Lorsqu’une entreprise en achète une autre, le prix de la transaction n’est presque jamais égal à la valeur comptable des actifs. C’est là que le concept de « goodwill » entre en jeu. Cette mesure nous aide à comprendre ce que les acheteurs paient réellement lors des fusions – et pourquoi ce montant peut largement dépasser la valeur nette de l’entreprise.
La goodwill définition en finance est un actif incorporel qui reflète la différence entre le prix d’achat d’une entreprise et ses actifs nets identifiables. En d’autres termes, il s’agit d’un paiement pour la réputation, la clientèle, la marque, l’équipe et d’autres facteurs incorporels qui ne sont pas directement comptabilisés dans le bilan.
Qu’advient-il du goodwill après la transaction ?
Une fois que le financement du goodwill finance apparaît dans le bilan, il n’est pas amorti (contrairement à la plupart des autres actifs), mais fait régulièrement l’objet d’un test de dépréciation.
Cela signifie que, chaque année, l’entreprise doit vérifier si le fonds de commerce a perdu de sa valeur.
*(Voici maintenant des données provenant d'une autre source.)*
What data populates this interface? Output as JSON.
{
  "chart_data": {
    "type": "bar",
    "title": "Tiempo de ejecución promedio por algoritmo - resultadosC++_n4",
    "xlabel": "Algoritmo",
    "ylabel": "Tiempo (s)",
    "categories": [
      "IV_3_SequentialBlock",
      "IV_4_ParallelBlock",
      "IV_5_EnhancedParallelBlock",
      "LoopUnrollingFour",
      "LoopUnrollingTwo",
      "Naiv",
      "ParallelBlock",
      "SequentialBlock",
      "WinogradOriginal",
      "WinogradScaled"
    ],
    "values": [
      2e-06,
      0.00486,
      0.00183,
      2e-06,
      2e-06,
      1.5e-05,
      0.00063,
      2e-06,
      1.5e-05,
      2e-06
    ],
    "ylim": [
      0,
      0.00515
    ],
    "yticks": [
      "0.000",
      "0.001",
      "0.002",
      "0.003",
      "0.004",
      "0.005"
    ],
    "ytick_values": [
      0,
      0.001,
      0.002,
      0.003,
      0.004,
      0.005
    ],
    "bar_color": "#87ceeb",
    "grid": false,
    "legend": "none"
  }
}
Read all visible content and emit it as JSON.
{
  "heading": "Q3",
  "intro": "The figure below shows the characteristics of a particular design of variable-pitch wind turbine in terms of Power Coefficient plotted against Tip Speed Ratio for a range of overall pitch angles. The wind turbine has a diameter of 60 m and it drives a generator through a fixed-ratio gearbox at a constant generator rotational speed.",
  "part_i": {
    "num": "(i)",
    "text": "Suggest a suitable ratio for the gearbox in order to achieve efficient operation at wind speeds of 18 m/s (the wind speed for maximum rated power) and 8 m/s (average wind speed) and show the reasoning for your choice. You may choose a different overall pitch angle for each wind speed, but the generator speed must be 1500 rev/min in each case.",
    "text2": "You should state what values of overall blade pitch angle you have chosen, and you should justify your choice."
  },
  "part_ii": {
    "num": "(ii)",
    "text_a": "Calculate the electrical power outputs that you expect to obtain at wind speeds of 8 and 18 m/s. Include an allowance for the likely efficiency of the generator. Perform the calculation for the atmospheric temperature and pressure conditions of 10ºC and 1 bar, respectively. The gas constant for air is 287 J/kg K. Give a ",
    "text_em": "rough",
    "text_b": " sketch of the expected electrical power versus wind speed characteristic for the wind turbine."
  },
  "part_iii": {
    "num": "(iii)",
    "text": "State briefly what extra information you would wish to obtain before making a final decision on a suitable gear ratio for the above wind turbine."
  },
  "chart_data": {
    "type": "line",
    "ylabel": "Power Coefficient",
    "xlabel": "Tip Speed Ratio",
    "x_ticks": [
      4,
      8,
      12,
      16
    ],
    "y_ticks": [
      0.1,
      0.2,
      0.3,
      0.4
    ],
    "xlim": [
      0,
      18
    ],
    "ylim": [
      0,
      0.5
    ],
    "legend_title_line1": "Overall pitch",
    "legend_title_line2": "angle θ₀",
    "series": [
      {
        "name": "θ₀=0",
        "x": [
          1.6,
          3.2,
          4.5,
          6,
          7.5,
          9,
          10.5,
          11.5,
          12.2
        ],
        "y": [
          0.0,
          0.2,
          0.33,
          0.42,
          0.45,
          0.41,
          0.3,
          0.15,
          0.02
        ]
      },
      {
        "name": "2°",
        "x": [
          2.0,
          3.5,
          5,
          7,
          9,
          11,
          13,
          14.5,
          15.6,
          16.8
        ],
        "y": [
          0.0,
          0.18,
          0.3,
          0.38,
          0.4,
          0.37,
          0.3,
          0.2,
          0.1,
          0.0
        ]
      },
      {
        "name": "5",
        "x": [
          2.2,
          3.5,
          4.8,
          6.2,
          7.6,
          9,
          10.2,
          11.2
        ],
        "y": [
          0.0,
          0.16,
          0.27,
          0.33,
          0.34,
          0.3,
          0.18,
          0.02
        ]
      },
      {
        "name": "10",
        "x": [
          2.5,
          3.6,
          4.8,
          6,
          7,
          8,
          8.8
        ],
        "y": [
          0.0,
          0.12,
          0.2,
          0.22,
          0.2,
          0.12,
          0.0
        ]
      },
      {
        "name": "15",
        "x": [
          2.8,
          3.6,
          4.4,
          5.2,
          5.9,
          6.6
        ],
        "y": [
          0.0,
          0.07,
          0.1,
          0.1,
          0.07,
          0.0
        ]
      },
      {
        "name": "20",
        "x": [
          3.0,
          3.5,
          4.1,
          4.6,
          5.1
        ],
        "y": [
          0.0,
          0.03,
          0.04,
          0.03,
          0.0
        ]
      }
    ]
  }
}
Si l’entreprise achetée est devenue moins rentable ou a perdu de sa compétitivité, tout ou partie du goodwill est passé en charges. Cela peut avoir un impact important sur les états financiers. Parfois, l’amortissement du goodwill entraîne des pertes nettes, même pour des entreprises rentables.
Pourquoi le goodwill peut être un problème pour un investisseur

À première vue, le goodwill n’est qu’un terme technique. Mais dans la pratique, il peut en dire long sur la stratégie et les risques d’une entreprise. Voici ce à quoi il faut faire attention :
- Un goodwill trop élevé par rapport au total de
- l’actif, ce qui indique que l’entreprise achète souvent des entreprises à un prix exagéré.
- Des dépréciations de goodwill dans les rapports – un signe d’alerte potentiel de fusions ratées ou de réévaluations d’actifs.
- La croissance du goodwill sans croissance des bénéfices est un signe possible d’une mauvaise intégration de l’entreprise acquise.
Les analystes et les investisseurs expérimentés accordent une attention particulière à cette ligne dans les rapports, car elle dissimule souvent des décisions commerciales essentielles.
Mot de la fin
La survaleur est une sorte de projection des attentes concernant la marque, la fidélité des clients, le potentiel de l’équipe. Il reflète non seulement les chiffres, mais aussi la confiance de l’entreprise dans son avenir.
Pour un investisseur, ce poste du bilan peut être à la fois une source d’optimisme et un signal d’alarme. Si une entreprise accumule fréquemment du goodwill, vous devez savoir quels sont les actifs qui le justifient, si l’achat était justifié et ce qui a changé depuis l’opération.
La survaleur s’inscrit dans un contexte plus large de santé financière. Lorsqu’on analyse une entreprise, il faut donc aller plus loin: comment l’entreprise gère ses actifs, si les bénéfices augmentent, s’il y a un réel retour sur les acquisitions.
En interprétant correctement la goodwill definition, vous pouvez voir l’histoire qui se cache derrière les chiffres concernant la croissance, les risques et les intentions. C’est ce qui donne tout son sens à l’analyse.